Nesse contexto, e analisando o excerto acima, o Clube de Ciências, como metodologia de trabalho, reúne características que podem contribuir para a alfabetização científica.

Sasseron e Carvalho (2008) apontam indicadores que funcionam como competências comuns utilizadas para resolução, discussão e divulgação de problemas em quaisquer das ciências quando se dá a busca por relações entre o que se vê do problema investigado e as construções mentais que levem ao entendimento dele.

No Quadro 3, descrevem-se os indicadores para alfabetização científica, conforme Sasseron e Carvalho (2008): grupos de indicadores que foram colocados em três grupos relacionados às informações, ao raciocínio lógico e às hipóteses.

Quadro 3 – Grupos de indicadores relacionados às informações

INFORMAÇÕES DESCRIÇÃO

Seriação Surge quando almeja o estabelecimento de bases para a ação.

Organização Ocorre no momento em que se discute sobre o modo como um trabalho foi realizado.

Classificação Ocorre quando se busca conferir hierarquia às informações obtidas. Ordenação dos elementos, os quais estão sendo trabalhados.

Fonte: Sasseron; Carvalho (2008).

É por meio desses indicadores que se conhecem as variáveis envolvidas no fenômeno de um problema a ser investigado.

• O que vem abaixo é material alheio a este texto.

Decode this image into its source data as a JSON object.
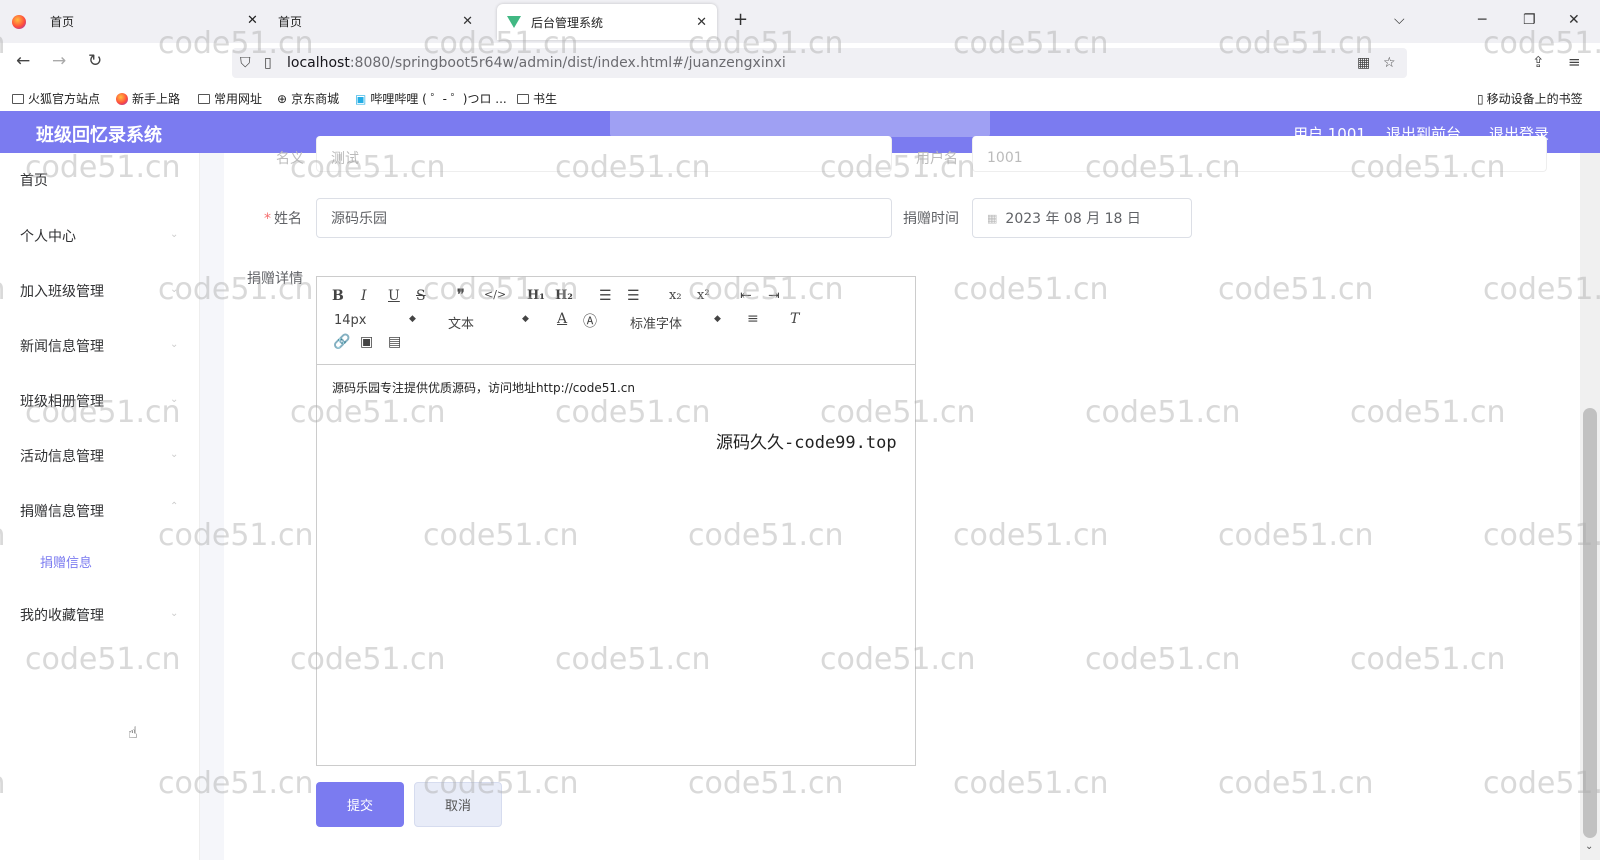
{
  "browser": {
    "tabs": [
      {
        "label": "首页"
      },
      {
        "label": "首页"
      },
      {
        "label": "后台管理系统"
      }
    ],
    "url_host": "localhost",
    "url_path": ":8080/springboot5r64w/admin/dist/index.html#/juanzengxinxi",
    "bookmarks": [
      "火狐官方站点",
      "新手上路",
      "常用网址",
      "京东商城",
      "哔哩哔哩 ( ゜- ゜)つロ ...",
      "书生"
    ],
    "mobile_bookmarks": "移动设备上的书签"
  },
  "header": {
    "title": "班级回忆录系统",
    "user": "用户 1001",
    "to_front": "退出到前台",
    "logout": "退出登录"
  },
  "sidebar": {
    "items": [
      {
        "label": "首页"
      },
      {
        "label": "个人中心"
      },
      {
        "label": "加入班级管理"
      },
      {
        "label": "新闻信息管理"
      },
      {
        "label": "班级相册管理"
      },
      {
        "label": "活动信息管理"
      },
      {
        "label": "捐赠信息管理"
      },
      {
        "label": "我的收藏管理"
      }
    ],
    "sub_item": "捐赠信息"
  },
  "form": {
    "top_label_left": "名义",
    "top_value_left": "测试",
    "top_label_right": "用户名",
    "top_value_right": "1001",
    "name_label": "姓名",
    "name_value": "源码乐园",
    "time_label": "捐赠时间",
    "time_value": "2023 年 08 月 18 日",
    "detail_label": "捐赠详情"
  },
  "editor": {
    "font_size": "14px",
    "text_type": "文本",
    "font_family": "标准字体",
    "content": "源码乐园专注提供优质源码，访问地址http://code51.cn"
  },
  "buttons": {
    "submit": "提交",
    "cancel": "取消"
  },
  "watermarks": {
    "text": "code51.cn",
    "overlay": "源码久久-code99.top"
  },
  "colors": {
    "accent": "#7b7bf0",
    "header_bg": "#7b7bf0"
  }
}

Quadro 4 – Grupos de indicadores relacionados à estruturação do pensamento

RACIOCÍNIO DESCRIÇÃO

Lógico Compreende o modo como as ideias são desenvolvidas e apresentadas e estão diretamente relacionadas à forma de como o pensamento é exposto.

Proporcional Dá conta de mostrar como se estrutura o pensamento, de como as variáveis têm relação entre si, ilustrando a interdependência que pode existir entre elas.

Fonte: Sasseron; Carvalho (2008).

O levantamento de hipóteses aponta instantes em que são alcançadas suposições acerca de certo tema.

Quadro 5 – O levantamento de hipóteses

HIPÓTESES DESCRIÇÃO

Teste de hipóteses Colocam-se à prova as suposições anteriormente levantadas.

Justificativa Aparece quando em uma afirmação qualquer proferida lança mão de uma garantia para o que é proposto.

Previsão É explicitado quando se afirma uma ação e/ou fenômeno que sucede associado a certos acontecimentos.

Explicação Surge quando se busca relacionar informações e hipóteses já levantadas, geralmente sucede uma justificativa para o problema.

Fonte: Sasseron; Carvalho (2008).

Diante da análise desses indicadores, há possibilidade da contribuição do Clube de Ciências para o desenvolvimento de aspectos da alfabetização científica. As análises das atividades poderão corroborar ou não nossas expectativas no que tange à promoção de uma alfabetização científica pelos alunos. Nesta pesquisa pretendemos verificar a existência de indícios de alfabetização científica nos alunos participantes do Clube de Ciências.